İnşaat Mühendisleri Odası, 1999 meydana gelen 7,9 büyüklüğündeki Gölcük Depremi’nin yıl dönümünde yazılı bir açıklama yaptı.
Deprem sonucunda yapılaşma ve çevre için nelerin yapılması, ne tür önlemlerin alınması gerektiği konusunda kamu kurumlarınca strateji ve eylem planları oluşturulduğu anımsatıldı, geçen 22 yılda olası deprem zararlarını azaltma çalışmalarının kurumların kendiliğinden yaptığı çalışmalardan öteye gidemediği belirtildi. Açıklama, şöyle:
“AFAD VE TBMM’NİN HAZIRLADIĞI TEDBİR RAPORLARI HAYATA GEÇİRİLMEDİ”
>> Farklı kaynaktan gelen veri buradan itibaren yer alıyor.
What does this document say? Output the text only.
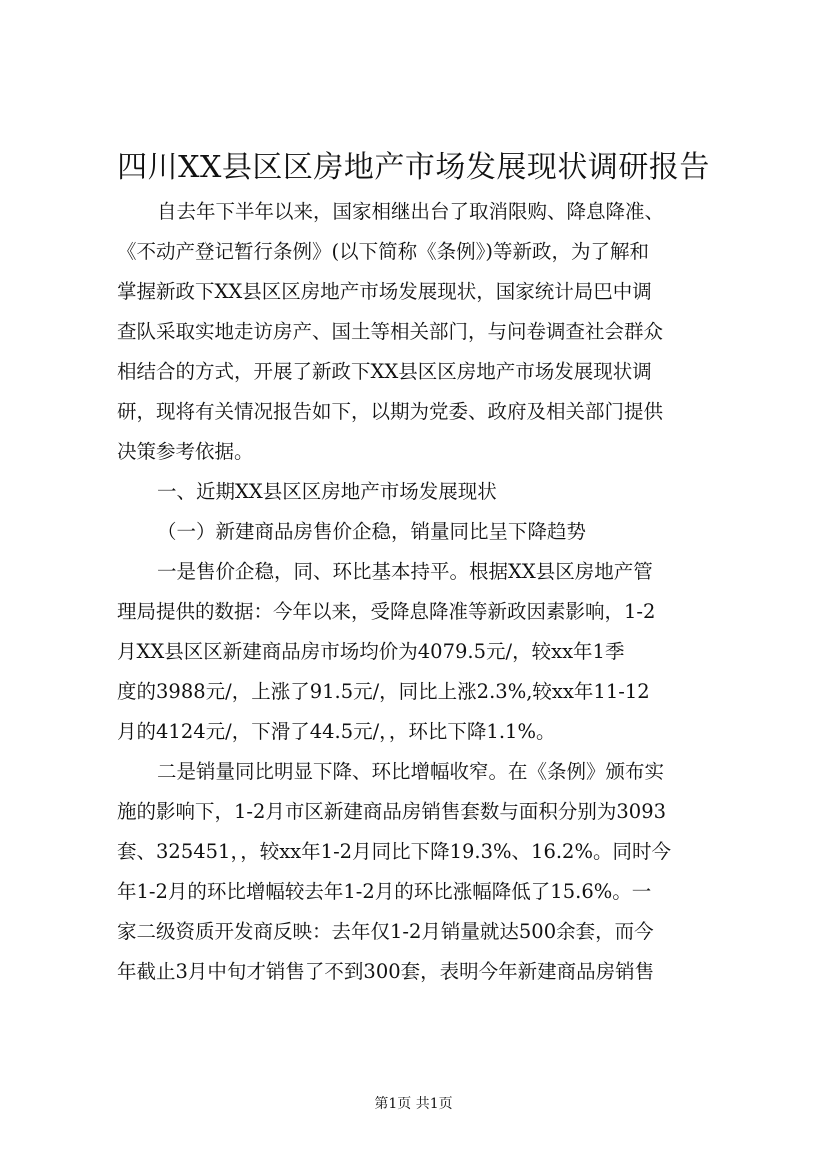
四川XX县区区房地产市场发展现状调研报告
自去年下半年以来，国家相继出台了取消限购、降息降准、
《不动产登记暂行条例》(以下简称《条例》)等新政，为了解和
掌握新政下XX县区区房地产市场发展现状，国家统计局巴中调
查队采取实地走访房产、国土等相关部门，与问卷调查社会群众
相结合的方式，开展了新政下XX县区区房地产市场发展现状调
研，现将有关情况报告如下，以期为党委、政府及相关部门提供
决策参考依据。
一、近期XX县区区房地产市场发展现状
（一）新建商品房售价企稳，销量同比呈下降趋势
一是售价企稳，同、环比基本持平。根据XX县区房地产管
理局提供的数据：今年以来，受降息降准等新政因素影响，1-2
月XX县区区新建商品房市场均价为4079.5元/，较xx年1季
度的3988元/，上涨了91.5元/，同比上涨2.3%,较xx年11-12
月的4124元/，下滑了44.5元/，，环比下降1.1%。
二是销量同比明显下降、环比增幅收窄。在《条例》颁布实
施的影响下，1-2月市区新建商品房销售套数与面积分别为3093
套、325451，，较xx年1-2月同比下降19.3%、16.2%。同时今
年1-2月的环比增幅较去年1-2月的环比涨幅降低了15.6%。一
家二级资质开发商反映：去年仅1-2月销量就达500余套，而今
年截止3月中旬才销售了不到300套，表明今年新建商品房销售
第1页 共1页
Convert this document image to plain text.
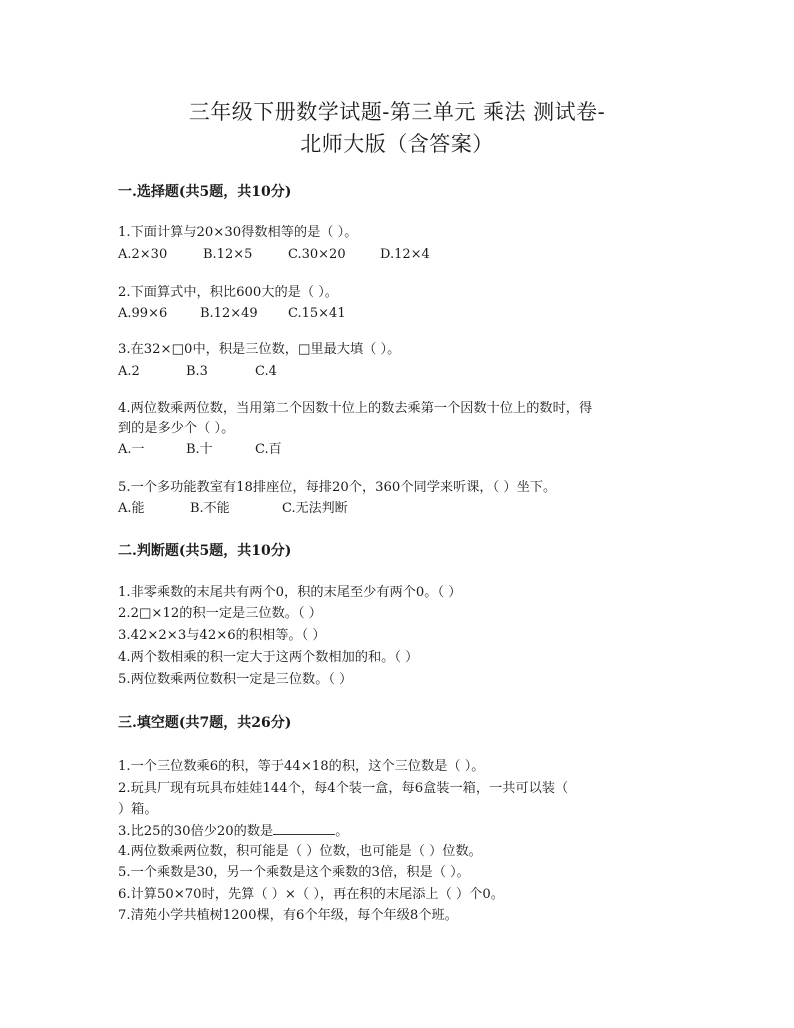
三年级下册数学试题-第三单元 乘法 测试卷-
北师大版（含答案）
一.选择题(共5题，共10分)
1.下面计算与20×30得数相等的是（ ）。
A.2×30	B.12×5	C.30×20	D.12×4
2.下面算式中，积比600大的是（ ）。
A.99×6	B.12×49 C.15×41
3.在32×□0中，积是三位数，□里最大填（ ）。
A.2	B.3	C.4
4.两位数乘两位数，当用第二个因数十位上的数去乘第一个因数十位上的数时，得
到的是多少个（ ）。
A.一	B.十	C.百
5.一个多功能教室有18排座位，每排20个，360个同学来听课，（ ）坐下。
A.能	B.不能	C.无法判断
二.判断题(共5题，共10分)
1.非零乘数的末尾共有两个0，积的末尾至少有两个0。（ ）
2.2□×12的积一定是三位数。（ ）
3.42×2×3与42×6的积相等。（ ）
4.两个数相乘的积一定大于这两个数相加的和。（ ）
5.两位数乘两位数积一定是三位数。（ ）
三.填空题(共7题，共26分)
1.一个三位数乘6的积，等于44×18的积，这个三位数是（ ）。
2.玩具厂现有玩具布娃娃144个，每4个装一盒，每6盒装一箱，一共可以装（
）箱。
3.比25的30倍少20的数是	。
4.两位数乘两位数，积可能是（ ）位数，也可能是（ ）位数。
5.一个乘数是30，另一个乘数是这个乘数的3倍，积是（ ）。
6.计算50×70时，先算（ ）×（ ），再在积的末尾添上（ ）个0。
7.清苑小学共植树1200棵，有6个年级，每个年级8个班。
AFAD’ın 2011 yılında yapmış olduğu geniş tabanlı bir çalışma ile hazırlanan Ulusal Deprem Stratejisi ve Eylem Planı (UDSEP) kapsamında, büyük çoğunluğu 2017 tarihinde bitirilmek üzere 2023 yılında tamamlanması hedeflenen çalışmalar belirlenmişti. TBMM tarafından ‘Depreme Karşı Alınabilecek Önlemlerin ve Depremlerin Zararlarının En Aza İndirilmesi İçin Alınması Gereken Tedbirlerin Belirlenmesi Amacıyla’ oluşturulan Meclis Araştırması Komisyonu raporunda, yapılması gereken çalışmaların büyük oranda gerçekleştirilmediğini görüyoruz. UDSEP’e göre 2017 yılında tamamlanması öngörülen bina envanteri çalışması tamamlanamamış, dahası resmî kurumlar hariç başlanamamıştır. Bu binaların tespiti ne yazık ki deprem tarafından son derece ağır bedeller karşılığı yapılmaktadır.
KANAL İSTANBUL PROJESİ BÜYÜK BİR BİLİNMEZLİKTİR
Gerek kanalın kendi yapısı ve Kanal İstanbul kapsamındaki mühendislik yapılarının deprem riskleri açısından konu ele alındığında, deprem riski çok yüksek olan bu kentin Avrupa yakasını ikiye bölmenin yaratacağı açmazlar karar vericiler tarafından göz ardı edilmektedir. Mevcut durumda bile deprem toplanma alanları, ulaşım güzergâhları yok edilen bir kentin afet müdahale olanakları adeta engellenirken, bölünmüş bir kentin deprem sonrasında nasıl tepki vereceği de büyük bir bilinmezliktir.
İYİ NİYETLİ BEYANLAR YAPI YASASI İLE NASIL GERÇEKLEŞTİRİLECEK?
Yapı denetimi konusunda, AFAD Eylem Planı’nın gerekçesinde; ‘Yapı Denetim Yasasının bir bileşeni ve içerisinde müteahhitlik sektörü ile ilgili düzenlemelerin olacağı Yapı Yasası’nın çıkarılması depremle mücadelede önemli bir aşamadır. Böylelikle Kentsel Dönüşüm Yasası’nın deprem odaklı olarak düzenlenmesi de sağlanabilecektir. Yapı Denetim sisteminin etkin bir şekilde uygulanması sağlanacaktır’ denilmektedir. Bu iyi niyetli beyanların Yapı Yasası ile nasıl gerçekleştirileceği bilinmemektedir.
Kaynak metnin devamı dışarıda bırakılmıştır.